Durante años vengo tratando la cuestión de la violencia en el trabajo. Fuese desde los procesos de desarrollo en los que he intervenido -individual, equipo, organización. O desde las publicaciones fruto de mi investigación.

Las formas de la violencia en el trabajo

Hay una forma de la violencia motivada por un desajuste de la persona con el rol que tiene encomendado. El desajuste suele estar en su capacidad relacional-emocional. Las empresas suelen prestar mucha atención a la capacidad técnico-científica y bastante menos a la emocional-relacional. La cuota de responsabilidad de que esta forma se propague es proporcional al nivel en la jerarquía. A mayor estatus, mayor responsabilidad.

Hay una forma de la violencia motivada por una falta de claridad e incluso de sentido en la misión asignada al rol. Metafóricamente hablando: se pone el puñal en la boca a la persona y se suelta en la jungla con la esperanza de que descubrirá su misión, de que será eficiente y exitosa. Y si deja algún cadáver, no pasa nada, siempre que sea exitosa. Hay que entender que, en ausencia de misión explícita y consensuada, cada cual la interpreta a su manera, fomentando episodios de violencia. A menor sentido compartido, mayor complejidad adaptativa.

Hay una forma de la violencia manifestada desde episodios persistentes de crisis colectivas.
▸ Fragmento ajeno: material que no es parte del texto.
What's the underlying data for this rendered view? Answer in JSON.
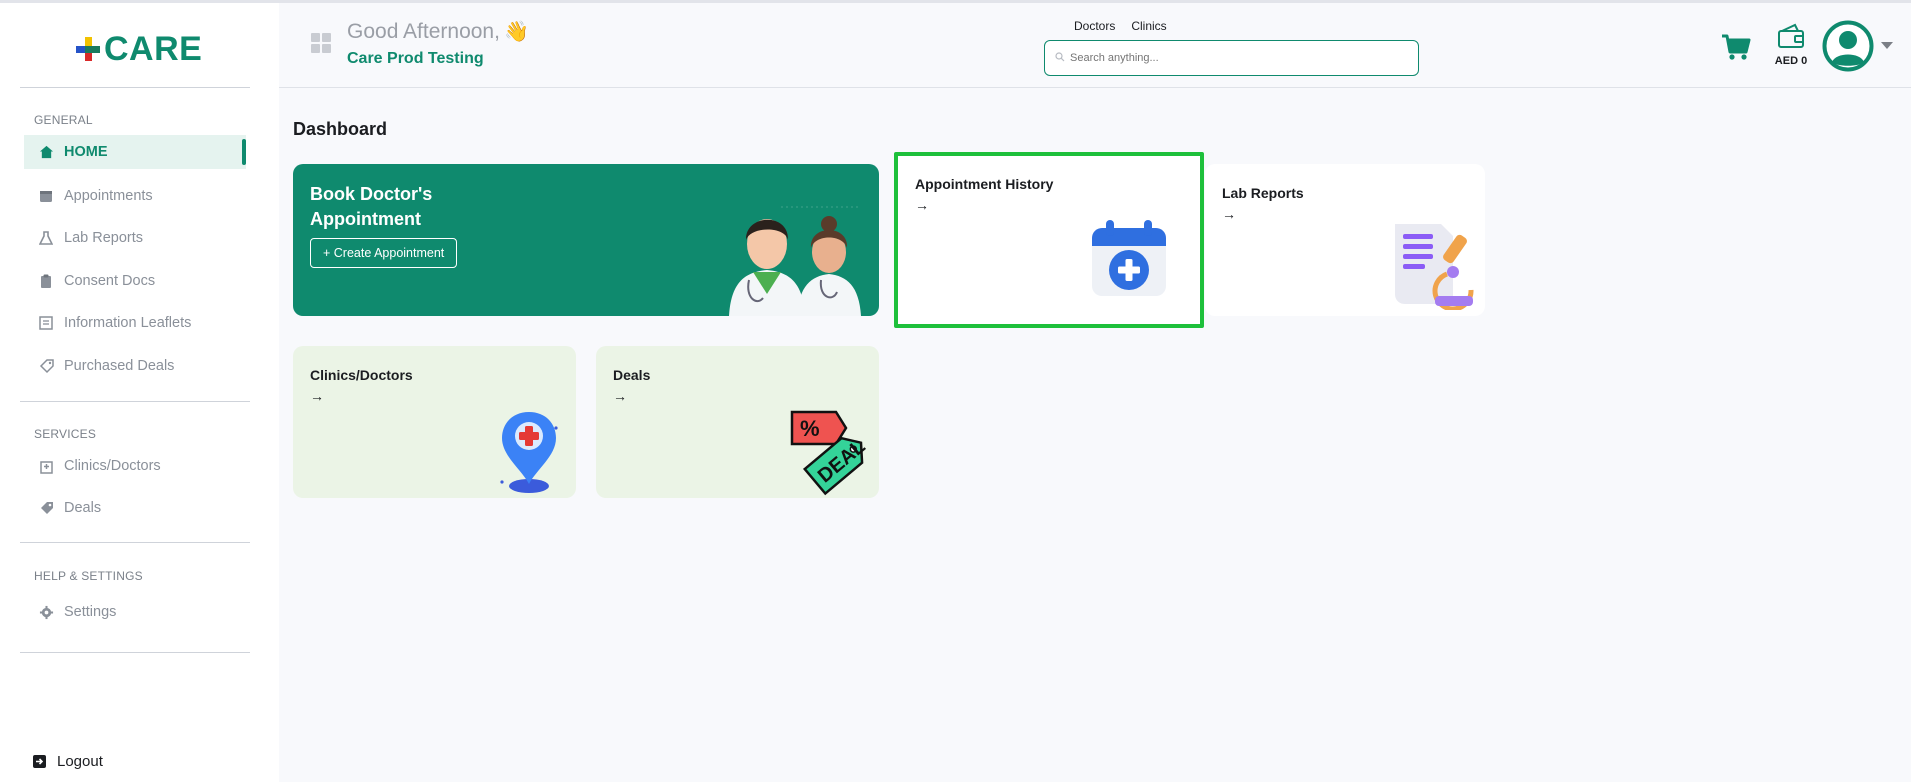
{
  "app": {
    "logo_text": "CARE"
  },
  "sidebar": {
    "sections": [
      {
        "title": "GENERAL"
      },
      {
        "title": "SERVICES"
      },
      {
        "title": "HELP & SETTINGS"
      }
    ],
    "general_items": [
      {
        "label": "HOME",
        "icon": "home-icon",
        "active": true
      },
      {
        "label": "Appointments",
        "icon": "calendar-icon"
      },
      {
        "label": "Lab Reports",
        "icon": "flask-icon"
      },
      {
        "label": "Consent Docs",
        "icon": "clipboard-icon"
      },
      {
        "label": "Information Leaflets",
        "icon": "leaflet-icon"
      },
      {
        "label": "Purchased Deals",
        "icon": "deal-icon"
      }
    ],
    "services_items": [
      {
        "label": "Clinics/Doctors",
        "icon": "hospital-icon"
      },
      {
        "label": "Deals",
        "icon": "tag-icon"
      }
    ],
    "settings_items": [
      {
        "label": "Settings",
        "icon": "gear-icon"
      }
    ],
    "logout_label": "Logout"
  },
  "header": {
    "greeting": "Good Afternoon,",
    "user_name": "Care Prod Testing",
    "search_tabs": [
      "Doctors",
      "Clinics"
    ],
    "search_placeholder": "Search anything...",
    "wallet_label": "AED 0"
  },
  "main": {
    "title": "Dashboard",
    "book_card": {
      "title": "Book Doctor's Appointment",
      "button_label": "+ Create Appointment"
    },
    "cards": [
      {
        "title": "Appointment History",
        "arrow": "→",
        "icon": "calendar-plus-icon",
        "highlighted": true
      },
      {
        "title": "Lab Reports",
        "arrow": "→",
        "icon": "microscope-report-icon"
      },
      {
        "title": "Clinics/Doctors",
        "arrow": "→",
        "icon": "map-pin-medical-icon"
      },
      {
        "title": "Deals",
        "arrow": "→",
        "icon": "deal-tag-icon"
      }
    ]
  },
  "colors": {
    "brand": "#0f8a6e",
    "highlight": "#1ec03b",
    "card_light": "#ebf4e6"
  }
}
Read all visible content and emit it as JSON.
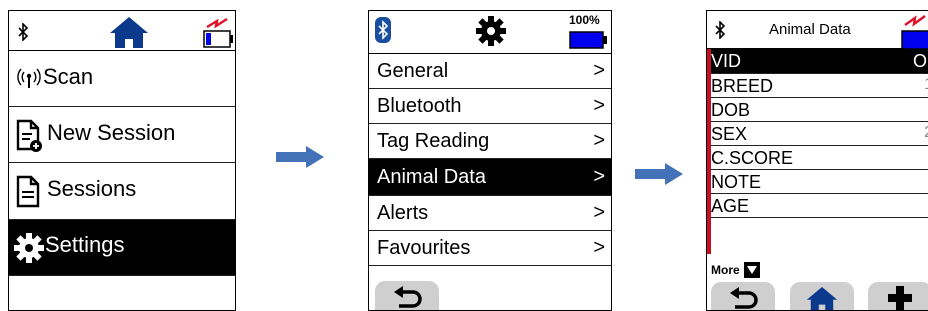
{
  "screen1": {
    "menu": [
      {
        "label": "Scan",
        "icon": "radio-waves-icon"
      },
      {
        "label": "New Session",
        "icon": "new-document-icon"
      },
      {
        "label": "Sessions",
        "icon": "document-icon"
      },
      {
        "label": "Settings",
        "icon": "gear-icon",
        "selected": true
      }
    ]
  },
  "screen2": {
    "battery": "100%",
    "menu": [
      {
        "label": "General"
      },
      {
        "label": "Bluetooth"
      },
      {
        "label": "Tag Reading"
      },
      {
        "label": "Animal Data",
        "selected": true
      },
      {
        "label": "Alerts"
      },
      {
        "label": "Favourites"
      }
    ]
  },
  "screen3": {
    "title": "Animal Data",
    "rows": [
      {
        "label": "VID",
        "value": "Or",
        "selected": true
      },
      {
        "label": "BREED",
        "value": "1"
      },
      {
        "label": "DOB",
        "value": ""
      },
      {
        "label": "SEX",
        "value": "2"
      },
      {
        "label": "C.SCORE",
        "value": ""
      },
      {
        "label": "NOTE",
        "value": ""
      },
      {
        "label": "AGE",
        "value": ""
      }
    ],
    "more": "More"
  },
  "colors": {
    "accent": "#1a4fa0",
    "battery_blue": "#0000ee",
    "charge_red": "#e0102a",
    "flow_arrow": "#4472b8"
  }
}
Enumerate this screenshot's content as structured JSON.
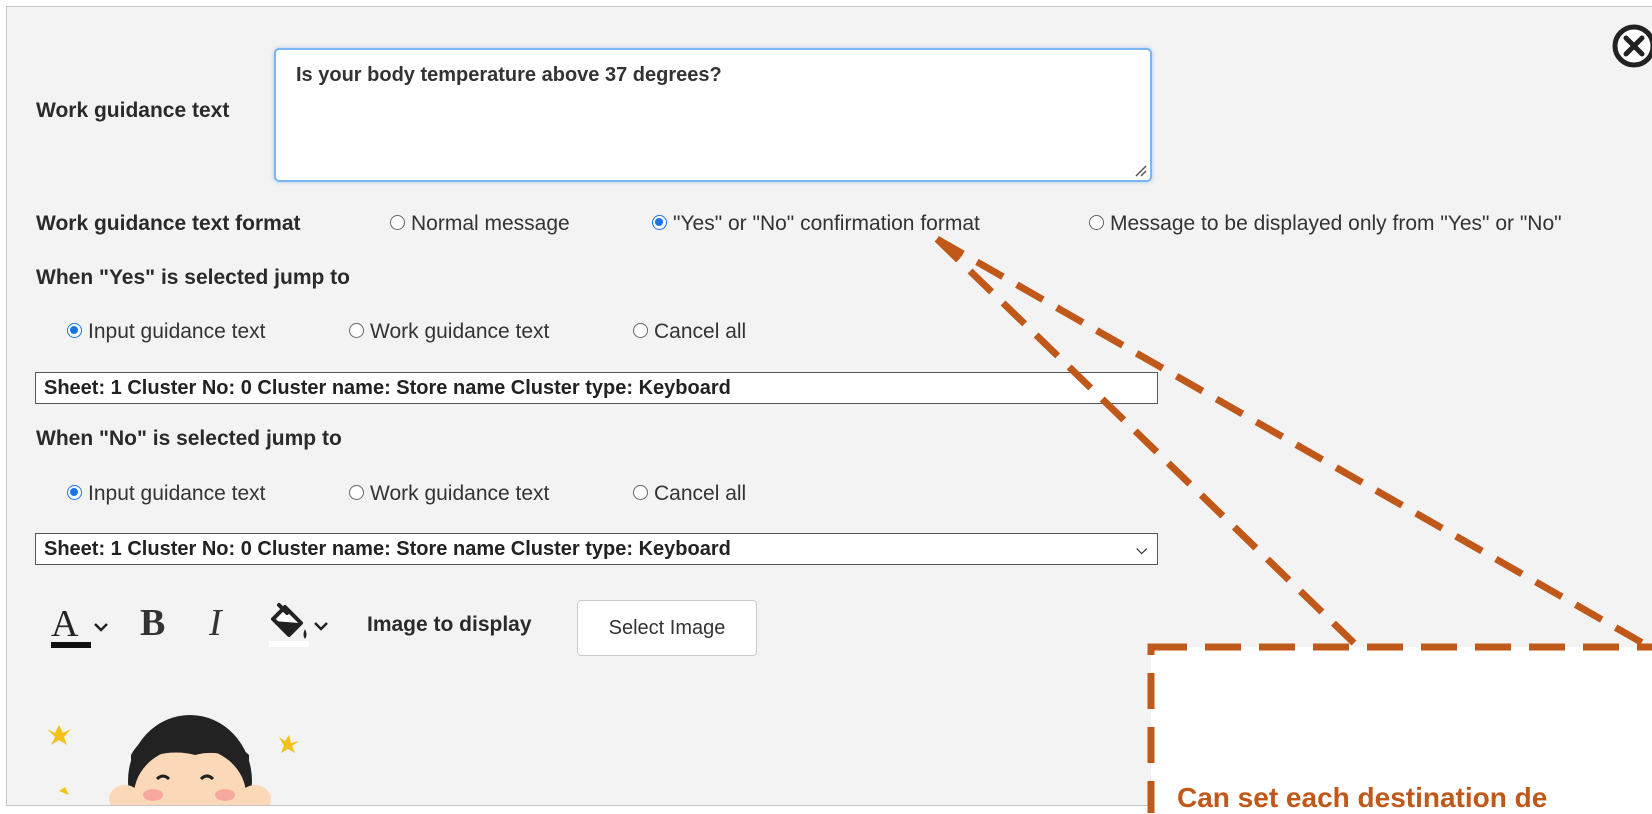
{
  "guidance": {
    "label": "Work guidance text",
    "text": "Is your body temperature above 37 degrees?"
  },
  "format": {
    "label": "Work guidance text format",
    "options": [
      {
        "label": "Normal message",
        "selected": false
      },
      {
        "label": "\"Yes\" or \"No\" confirmation format",
        "selected": true
      },
      {
        "label": "Message to be displayed only from \"Yes\" or \"No\"",
        "selected": false
      }
    ]
  },
  "yes_jump": {
    "label": "When \"Yes\" is selected jump to",
    "options": [
      {
        "label": "Input guidance text",
        "selected": true
      },
      {
        "label": "Work guidance text",
        "selected": false
      },
      {
        "label": "Cancel all",
        "selected": false
      }
    ],
    "select_value": "Sheet: 1 Cluster No: 0 Cluster name: Store name Cluster type: Keyboard"
  },
  "no_jump": {
    "label": "When \"No\" is selected jump to",
    "options": [
      {
        "label": "Input guidance text",
        "selected": true
      },
      {
        "label": "Work guidance text",
        "selected": false
      },
      {
        "label": "Cancel all",
        "selected": false
      }
    ],
    "select_value": "Sheet: 1 Cluster No: 0 Cluster name: Store name Cluster type: Keyboard"
  },
  "toolbar": {
    "text_color_icon": "A",
    "bold_icon": "B",
    "italic_icon": "I",
    "image_label": "Image to display",
    "select_image_button": "Select Image"
  },
  "callout": {
    "text": "Can set each destination de"
  },
  "colors": {
    "accent": "#1a73e8",
    "callout": "#c0581a",
    "panel_bg": "#f3f3f3"
  },
  "icons": [
    "close-icon",
    "text-color-icon",
    "bold-icon",
    "italic-icon",
    "fill-color-icon",
    "chevron-down-icon"
  ]
}
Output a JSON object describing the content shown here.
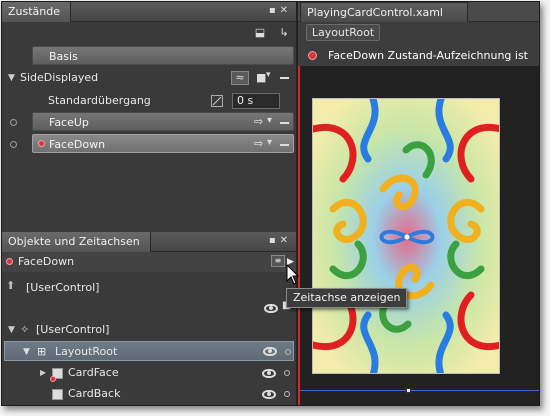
{
  "states_panel": {
    "title": "Zustände",
    "base_state": "Basis",
    "group_name": "SideDisplayed",
    "default_transition_label": "Standardübergang",
    "default_transition_value": "0 s",
    "states": [
      {
        "label": "FaceUp",
        "recording": false
      },
      {
        "label": "FaceDown",
        "recording": true
      }
    ]
  },
  "objects_panel": {
    "title": "Objekte und Zeitachsen",
    "storyboard": "FaceDown",
    "root_label": "[UserControl]",
    "tree": [
      {
        "label": "[UserControl]",
        "level": 0
      },
      {
        "label": "LayoutRoot",
        "level": 1,
        "selected": true
      },
      {
        "label": "CardFace",
        "level": 2
      },
      {
        "label": "CardBack",
        "level": 2
      }
    ],
    "tooltip": "Zeitachse anzeigen"
  },
  "document": {
    "tab": "PlayingCardControl.xaml",
    "breadcrumb": "LayoutRoot",
    "recording_banner": "FaceDown Zustand-Aufzeichnung ist an"
  },
  "colors": {
    "recording_red": "#d9363e",
    "selection_blue": "#5e6a76",
    "artboard_border": "#d8262e"
  }
}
Son incendios que estallan por un quítame esa vaina. La energía se desparrama. La violencia recorre el grupo. En las culturas latinas somos adictos a estos incendios, nos fascina el tremendismo, las crisis paroxísticas. Los líderes a menudo sacan provecho de estos incendios para presentarse como bomberos-salvadores, o para excusar su incompetencia. A pesar de los empachos que tenemos a base de ingerir eficiencia, mi experiencia me dice que los sistemas humanos operan a menudo desde una posición subóptima. La adicción a episodios colectivos de violencia enmascara mucha incompetencia.

Hay una forma de la violencia motivada por una fractura persistente en el equipo; el equipo se fractura porque el líder orgánico no ejerce bien su rol. Hay líderes que creen obtener rentas de su equipo fracturado. Van de salvadores, se sienten imprescindibles, o usan a ciertos miembros del equipo para ir contra otros miembros.

Dedicado a Lucía, Elisa y Thais

Estas tres jóvenes entusiastas han conocido violencia en sus primeras experiencias profesionales, motivada desde un déficit de liderazgo en sus superioras. Cada una en negocios diferentes. Una pena.

No cabe quedar excusado por la observación de casos puntuales de violencia. A menudo la existencia de protocolos contra la violencia equivale a tener una licencia para matar existencialmente a un empleado, para hundir a un jóven. Los protocolos no se ocupan de la violencia colectiva. Quiero señalar con esto que la responsabilidad última por la presencia de violencia corresponde a la institución, los casos individuales son la punta del iceberg. La creación de valor está reñida con la violencia en el trabajo.